The antenna device according to claim 1, wherein said first selecting means is provided as switching means comprising a first open-ended connection point (P1) and at least a second and a third connection point (P2, P3) providing different tuning and matching networks for feeding of said high-frequency band at different centre frequencies.
The antenna device according to claim 1 or 2, wherein said second selecting means is provided as switching means comprising a first grounded connection point (P5) and at least a second and a third connection point (P6, P7) providing different tuning and matching networks for feeding of said low-frequency band at different centre frequencies.
The antenna device according to claim 3 or 4, wherein said switching means comprises a switch having a parallel inductive element.
The antenna device according to claim 4, comprising filtering means (13) between said first port and said first selecting means, configured to block said second low-frequency bands and to pass said first high-frequency bands.
The antenna device according to any previous claim, wherein said radiating element has a rectangular general outline.

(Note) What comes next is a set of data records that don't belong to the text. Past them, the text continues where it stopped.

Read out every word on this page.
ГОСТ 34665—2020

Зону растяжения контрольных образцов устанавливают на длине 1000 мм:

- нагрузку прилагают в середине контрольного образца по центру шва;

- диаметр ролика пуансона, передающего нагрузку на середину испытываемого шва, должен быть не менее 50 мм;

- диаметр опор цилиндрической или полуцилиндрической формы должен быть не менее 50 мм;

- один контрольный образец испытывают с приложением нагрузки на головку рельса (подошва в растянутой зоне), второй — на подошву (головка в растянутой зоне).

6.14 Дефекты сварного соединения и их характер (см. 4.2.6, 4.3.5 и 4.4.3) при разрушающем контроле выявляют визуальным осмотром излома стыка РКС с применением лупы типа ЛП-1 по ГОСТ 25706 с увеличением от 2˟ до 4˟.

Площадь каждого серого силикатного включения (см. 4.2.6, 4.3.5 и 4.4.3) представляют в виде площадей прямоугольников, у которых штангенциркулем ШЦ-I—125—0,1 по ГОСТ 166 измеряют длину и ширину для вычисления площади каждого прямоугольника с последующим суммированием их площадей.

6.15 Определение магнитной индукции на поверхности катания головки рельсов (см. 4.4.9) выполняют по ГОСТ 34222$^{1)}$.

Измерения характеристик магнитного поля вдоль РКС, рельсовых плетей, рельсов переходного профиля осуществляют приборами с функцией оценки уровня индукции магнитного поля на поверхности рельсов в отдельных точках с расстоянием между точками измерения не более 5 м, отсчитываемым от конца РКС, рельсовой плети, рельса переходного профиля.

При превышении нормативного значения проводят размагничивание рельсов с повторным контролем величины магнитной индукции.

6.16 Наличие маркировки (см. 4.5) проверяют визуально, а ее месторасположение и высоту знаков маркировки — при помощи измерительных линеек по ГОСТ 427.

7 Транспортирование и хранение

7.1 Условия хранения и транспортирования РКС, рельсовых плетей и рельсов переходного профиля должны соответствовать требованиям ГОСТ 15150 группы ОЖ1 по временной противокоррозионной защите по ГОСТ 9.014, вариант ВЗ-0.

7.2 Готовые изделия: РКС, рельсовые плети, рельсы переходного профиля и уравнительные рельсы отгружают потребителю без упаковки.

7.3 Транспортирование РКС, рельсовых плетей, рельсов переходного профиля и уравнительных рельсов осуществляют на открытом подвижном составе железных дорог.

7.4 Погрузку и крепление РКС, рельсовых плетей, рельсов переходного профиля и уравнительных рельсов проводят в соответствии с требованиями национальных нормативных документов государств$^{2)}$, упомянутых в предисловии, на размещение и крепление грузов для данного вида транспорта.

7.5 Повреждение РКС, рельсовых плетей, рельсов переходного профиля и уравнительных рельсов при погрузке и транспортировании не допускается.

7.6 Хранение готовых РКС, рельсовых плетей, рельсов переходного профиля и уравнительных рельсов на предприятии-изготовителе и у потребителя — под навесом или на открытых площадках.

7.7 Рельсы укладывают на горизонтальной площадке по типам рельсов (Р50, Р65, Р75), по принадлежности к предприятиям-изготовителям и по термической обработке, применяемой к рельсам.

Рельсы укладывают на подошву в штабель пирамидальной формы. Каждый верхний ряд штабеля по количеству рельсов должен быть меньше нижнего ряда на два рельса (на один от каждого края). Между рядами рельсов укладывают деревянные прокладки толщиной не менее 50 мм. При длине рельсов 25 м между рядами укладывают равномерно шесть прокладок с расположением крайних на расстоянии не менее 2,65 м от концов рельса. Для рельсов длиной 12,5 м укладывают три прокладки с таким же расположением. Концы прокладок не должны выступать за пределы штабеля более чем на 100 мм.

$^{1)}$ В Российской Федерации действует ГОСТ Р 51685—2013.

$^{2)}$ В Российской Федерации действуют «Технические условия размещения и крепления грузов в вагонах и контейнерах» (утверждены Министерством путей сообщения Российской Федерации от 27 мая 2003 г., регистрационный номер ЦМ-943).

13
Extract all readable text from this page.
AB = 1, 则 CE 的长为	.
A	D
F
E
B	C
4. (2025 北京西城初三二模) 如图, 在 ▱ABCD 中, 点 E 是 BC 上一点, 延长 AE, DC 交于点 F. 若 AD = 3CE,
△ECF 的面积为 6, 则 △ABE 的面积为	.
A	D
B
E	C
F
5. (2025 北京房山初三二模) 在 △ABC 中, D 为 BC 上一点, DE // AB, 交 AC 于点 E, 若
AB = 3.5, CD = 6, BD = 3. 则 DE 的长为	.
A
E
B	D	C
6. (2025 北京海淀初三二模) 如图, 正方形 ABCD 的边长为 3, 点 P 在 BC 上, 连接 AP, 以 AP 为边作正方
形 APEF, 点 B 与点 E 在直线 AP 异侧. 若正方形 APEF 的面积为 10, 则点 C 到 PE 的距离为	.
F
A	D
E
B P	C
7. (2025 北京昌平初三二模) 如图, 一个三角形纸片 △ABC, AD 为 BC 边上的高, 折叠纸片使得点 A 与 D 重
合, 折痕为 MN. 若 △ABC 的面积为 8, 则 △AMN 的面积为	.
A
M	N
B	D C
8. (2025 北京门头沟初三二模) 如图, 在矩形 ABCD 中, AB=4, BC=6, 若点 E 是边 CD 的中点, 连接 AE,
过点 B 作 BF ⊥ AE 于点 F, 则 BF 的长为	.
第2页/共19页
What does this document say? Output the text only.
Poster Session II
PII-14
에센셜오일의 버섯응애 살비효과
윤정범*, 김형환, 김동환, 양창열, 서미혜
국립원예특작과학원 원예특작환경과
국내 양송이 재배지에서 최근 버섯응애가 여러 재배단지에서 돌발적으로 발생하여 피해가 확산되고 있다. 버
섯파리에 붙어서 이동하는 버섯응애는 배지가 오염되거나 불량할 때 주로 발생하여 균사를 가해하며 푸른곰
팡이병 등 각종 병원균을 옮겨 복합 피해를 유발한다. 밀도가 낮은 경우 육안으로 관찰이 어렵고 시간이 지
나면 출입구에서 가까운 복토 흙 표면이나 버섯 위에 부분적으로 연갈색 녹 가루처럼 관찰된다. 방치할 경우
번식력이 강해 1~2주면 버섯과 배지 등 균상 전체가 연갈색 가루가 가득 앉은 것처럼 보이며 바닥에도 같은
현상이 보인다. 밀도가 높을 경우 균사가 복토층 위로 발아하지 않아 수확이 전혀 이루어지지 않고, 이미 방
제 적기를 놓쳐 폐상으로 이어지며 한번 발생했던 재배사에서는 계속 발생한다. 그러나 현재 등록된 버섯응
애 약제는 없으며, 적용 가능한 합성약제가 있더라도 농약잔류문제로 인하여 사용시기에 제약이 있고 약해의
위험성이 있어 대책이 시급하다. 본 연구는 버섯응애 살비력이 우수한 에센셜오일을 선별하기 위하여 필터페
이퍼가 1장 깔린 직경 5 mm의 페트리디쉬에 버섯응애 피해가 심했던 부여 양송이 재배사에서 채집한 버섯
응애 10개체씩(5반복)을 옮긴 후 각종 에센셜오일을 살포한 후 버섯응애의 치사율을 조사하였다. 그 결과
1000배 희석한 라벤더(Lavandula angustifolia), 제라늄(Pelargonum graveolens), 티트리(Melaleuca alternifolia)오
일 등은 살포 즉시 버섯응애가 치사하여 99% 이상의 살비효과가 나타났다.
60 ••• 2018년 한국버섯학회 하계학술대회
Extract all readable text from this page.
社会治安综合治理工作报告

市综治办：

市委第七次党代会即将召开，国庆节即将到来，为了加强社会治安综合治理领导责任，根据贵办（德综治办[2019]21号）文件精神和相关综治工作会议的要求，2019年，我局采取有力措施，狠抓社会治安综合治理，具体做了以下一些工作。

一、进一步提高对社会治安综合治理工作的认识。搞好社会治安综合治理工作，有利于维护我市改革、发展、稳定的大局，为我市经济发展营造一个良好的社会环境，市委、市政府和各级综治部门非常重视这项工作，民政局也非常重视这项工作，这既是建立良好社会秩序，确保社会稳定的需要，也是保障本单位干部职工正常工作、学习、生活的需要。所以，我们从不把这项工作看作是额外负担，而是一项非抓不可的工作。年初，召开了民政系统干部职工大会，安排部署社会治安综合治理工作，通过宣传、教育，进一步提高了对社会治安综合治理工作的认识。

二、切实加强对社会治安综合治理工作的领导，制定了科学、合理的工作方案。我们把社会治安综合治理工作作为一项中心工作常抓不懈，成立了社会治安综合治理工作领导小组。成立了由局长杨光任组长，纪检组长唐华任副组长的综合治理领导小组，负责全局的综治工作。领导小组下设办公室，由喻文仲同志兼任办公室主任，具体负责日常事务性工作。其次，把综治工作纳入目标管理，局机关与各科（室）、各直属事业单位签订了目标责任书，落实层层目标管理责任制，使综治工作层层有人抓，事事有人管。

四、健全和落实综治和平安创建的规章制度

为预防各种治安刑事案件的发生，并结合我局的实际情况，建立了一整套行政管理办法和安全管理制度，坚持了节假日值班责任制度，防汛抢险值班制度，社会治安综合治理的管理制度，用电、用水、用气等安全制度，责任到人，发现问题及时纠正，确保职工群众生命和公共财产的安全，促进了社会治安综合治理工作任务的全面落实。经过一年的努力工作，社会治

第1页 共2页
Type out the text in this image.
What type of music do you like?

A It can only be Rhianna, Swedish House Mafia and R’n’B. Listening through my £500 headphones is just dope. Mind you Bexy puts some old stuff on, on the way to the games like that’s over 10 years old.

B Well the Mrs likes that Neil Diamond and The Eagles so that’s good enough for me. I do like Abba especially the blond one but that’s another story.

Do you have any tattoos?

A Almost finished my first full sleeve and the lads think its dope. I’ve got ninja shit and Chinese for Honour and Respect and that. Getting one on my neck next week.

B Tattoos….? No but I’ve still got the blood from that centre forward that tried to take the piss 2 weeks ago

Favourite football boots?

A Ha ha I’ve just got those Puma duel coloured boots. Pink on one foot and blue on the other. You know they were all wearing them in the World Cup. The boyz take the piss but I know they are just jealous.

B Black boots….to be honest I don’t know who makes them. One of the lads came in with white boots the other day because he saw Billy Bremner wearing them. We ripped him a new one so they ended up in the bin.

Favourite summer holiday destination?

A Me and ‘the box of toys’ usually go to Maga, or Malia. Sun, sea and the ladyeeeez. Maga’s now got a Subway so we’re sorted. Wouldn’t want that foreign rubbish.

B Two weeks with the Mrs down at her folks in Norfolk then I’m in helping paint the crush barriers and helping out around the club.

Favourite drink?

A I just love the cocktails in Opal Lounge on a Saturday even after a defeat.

The antenna device according to any previous claim, wherein said second selecting means comprises filtering means between said second port and ground, configured to ground said first high-frequency band and to pass said second low-frequency band.
The antenna device according to any previous claim, wherein said first port is connected at a corner of said rectangular general outline of said radiating element.
The antenna device according to any previous claim, wherein said first and second ports are connected to positions at said radiating element based on optimization of the Q0 factor for said first high-frequency band and said second low-frequency band.
A portable radio communication device comprising an antenna device according to any previous claim.